There was a river of stories about the iMac’s 20 year anniversary yesterday. Start off with Jim Dalrymple’s nostalgic look back.
Another piece I really enjoyed was Jason Snell’s The original iMac: 20 years since Apple changed its fate.
It’s hard to believe today that a Steve Jobs product presentation would be met with indifference, but there was a huge amount of skepticism about Apple’s product announcements back in early 1998. Though there were definitely signs that the company was turning it around, I also recall being summoned to Apple product events where nothing much at all was announced. Regardless, only the editor in chief of Macworld, Andy Gore, even bothered to go to the announcement at the Flint Center that day.
As soon as the event ended, I got a phone call—I was working at home that day—and was told to immediately get in to the office, for an all-hands-on-deck meeting, because Apple had announced a new computer that was going to change everything. I have to give Andy credit—the moment he saw the iMac he knew it was going to be huge. We tore up our magazine issue in the matter of about a day in order to get first word about the iMac out to people in the days before instant Apple news was a thing.
And:
Apple’s bold choice to rip out all of the Mac’s traditional ports—Mac serial, Apple Desktop Bus, and SCSI—and replace it with the USB standard that was just starting to emerge in the PC world, was also helpful.
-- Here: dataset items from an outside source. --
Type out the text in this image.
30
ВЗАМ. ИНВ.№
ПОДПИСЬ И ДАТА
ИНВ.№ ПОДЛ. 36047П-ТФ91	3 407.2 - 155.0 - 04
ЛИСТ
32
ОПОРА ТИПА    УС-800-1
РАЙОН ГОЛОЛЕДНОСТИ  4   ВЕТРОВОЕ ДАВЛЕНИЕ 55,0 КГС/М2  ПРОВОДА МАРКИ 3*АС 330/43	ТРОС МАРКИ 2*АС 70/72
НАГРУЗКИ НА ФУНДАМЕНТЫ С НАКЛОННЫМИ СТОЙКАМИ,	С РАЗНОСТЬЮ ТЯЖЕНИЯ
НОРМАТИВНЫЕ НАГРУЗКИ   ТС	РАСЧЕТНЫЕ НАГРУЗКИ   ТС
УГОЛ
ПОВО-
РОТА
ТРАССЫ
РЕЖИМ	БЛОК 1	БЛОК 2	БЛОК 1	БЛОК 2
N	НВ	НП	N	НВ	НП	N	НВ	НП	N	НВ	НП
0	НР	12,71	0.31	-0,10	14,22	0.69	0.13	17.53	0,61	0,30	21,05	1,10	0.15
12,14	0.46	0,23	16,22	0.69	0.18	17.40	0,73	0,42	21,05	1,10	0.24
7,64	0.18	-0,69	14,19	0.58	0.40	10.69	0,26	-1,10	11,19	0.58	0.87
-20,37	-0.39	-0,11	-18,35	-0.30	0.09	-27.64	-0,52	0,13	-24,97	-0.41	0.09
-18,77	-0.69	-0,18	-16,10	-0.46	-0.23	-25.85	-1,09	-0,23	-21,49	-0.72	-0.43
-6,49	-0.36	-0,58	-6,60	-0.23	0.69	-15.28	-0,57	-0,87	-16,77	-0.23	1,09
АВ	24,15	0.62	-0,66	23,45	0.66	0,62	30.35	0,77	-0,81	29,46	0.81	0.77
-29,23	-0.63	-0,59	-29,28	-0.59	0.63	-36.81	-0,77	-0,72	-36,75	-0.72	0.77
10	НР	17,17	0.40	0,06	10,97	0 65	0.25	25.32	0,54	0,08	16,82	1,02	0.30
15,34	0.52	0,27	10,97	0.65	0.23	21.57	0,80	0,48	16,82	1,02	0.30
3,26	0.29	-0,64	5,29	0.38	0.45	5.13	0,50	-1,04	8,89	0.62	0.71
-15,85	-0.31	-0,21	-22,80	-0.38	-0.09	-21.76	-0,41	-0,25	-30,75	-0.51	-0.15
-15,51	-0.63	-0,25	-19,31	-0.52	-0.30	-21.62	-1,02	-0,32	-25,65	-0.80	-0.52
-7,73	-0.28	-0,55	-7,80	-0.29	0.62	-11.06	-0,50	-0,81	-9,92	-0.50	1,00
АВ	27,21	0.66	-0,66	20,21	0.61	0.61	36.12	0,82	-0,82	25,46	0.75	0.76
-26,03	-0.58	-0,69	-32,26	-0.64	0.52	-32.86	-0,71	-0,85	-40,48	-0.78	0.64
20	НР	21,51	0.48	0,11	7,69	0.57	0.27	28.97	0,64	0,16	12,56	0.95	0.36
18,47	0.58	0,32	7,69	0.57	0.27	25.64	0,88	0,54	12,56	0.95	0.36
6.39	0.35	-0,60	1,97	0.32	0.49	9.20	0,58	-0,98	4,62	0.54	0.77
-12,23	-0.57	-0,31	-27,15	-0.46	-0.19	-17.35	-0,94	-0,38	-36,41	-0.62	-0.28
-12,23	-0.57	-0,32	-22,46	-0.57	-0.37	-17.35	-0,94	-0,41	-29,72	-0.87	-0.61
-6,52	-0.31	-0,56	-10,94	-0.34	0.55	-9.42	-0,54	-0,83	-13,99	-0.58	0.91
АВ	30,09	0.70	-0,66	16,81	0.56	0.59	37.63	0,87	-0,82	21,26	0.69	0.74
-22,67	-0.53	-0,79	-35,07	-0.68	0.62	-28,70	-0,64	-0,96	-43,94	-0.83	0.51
It made all of us longtime Mac users cringe—you think the iPhone losing its headphone jack was tough?—but in a stroke it made the iMac compatible with a huge range of peripherals previously only designed to be used on PCs, and it made accessory manufacturers happy because with a low amount of effort the stuff they were making for PCs could now also be sold to new iMac users.
Huge move. Terrific writeup by Jason Snell.
Another great read is 20 Years of iMac: Steve Jobs iconic internet machine that courageously reinvented Apple from Apple Insider’s Daniel Eran Dilger.
Before unveiling the new iMac, Jobs outlined how it would be different. For starters, Apple was using a modern 233MHz G3 processor, the same chip it had used in its entry-level Pro Power Mac G3 just six months prior at a price $300 higher.
That new generation Power PC chip boasted a performance edge “up to twice as fast” as Intel’s Pentium II processors at similar clock speeds, a line promoted by Apple in commercials portraying Intel’s chip as a snail and its chip designers dancing in “toasted” bunny suits.
And:
Jobs at the time noted that about “ten percent of homes in Silicon Valley were already being wired up for Cat 5,” while also poking at consumer PCs, few of which had any provision for networking built in.
Interesting to see how little built-in ethernet matters now. But at the time, the Cat 5 wave was in full force.
I was briefly struck with the sinking feeling that perhaps Apple had done something too risky. A translucent, rounded computer? A one-piece design that included a monitor? Don’t people want to open up the side of their PC and plug-in expansion cards, and won’t they want to replace the PC components faster than their monitor?
This moment of “oh no Apple… this is not conventional thinking” was one of the first times in my life where I had to step out of my comfortable understanding of What Had Always Worked Before and consider that maybe instead of being afraid of this new and different future unfolding in front of me, I could freshly evaluate whether it might actually be a big improvement over the status quo. Maybe the world was indeed ready for iMac’s bright candy-colored translucency that could distinguish Apple from all of the look-alike PCs running Windows.
I love all three of these writeups, from folks who were huge Apple fans at the time, and are still around covering the beat, still passionate all these years later.
One last bit to check out. Jump to this tweet by Horace Dediu, charting “units shipped” of all the major computing devices over the years. Pinch to zoom in on the chart. Lots of interesting data there.
The iMac inflection point is highlighted, but check out the performance of the Windows PC, the overall Mac performance, Android, iPhone, iPad. Fascinating to see this overlaid over time. Nice job, Horace.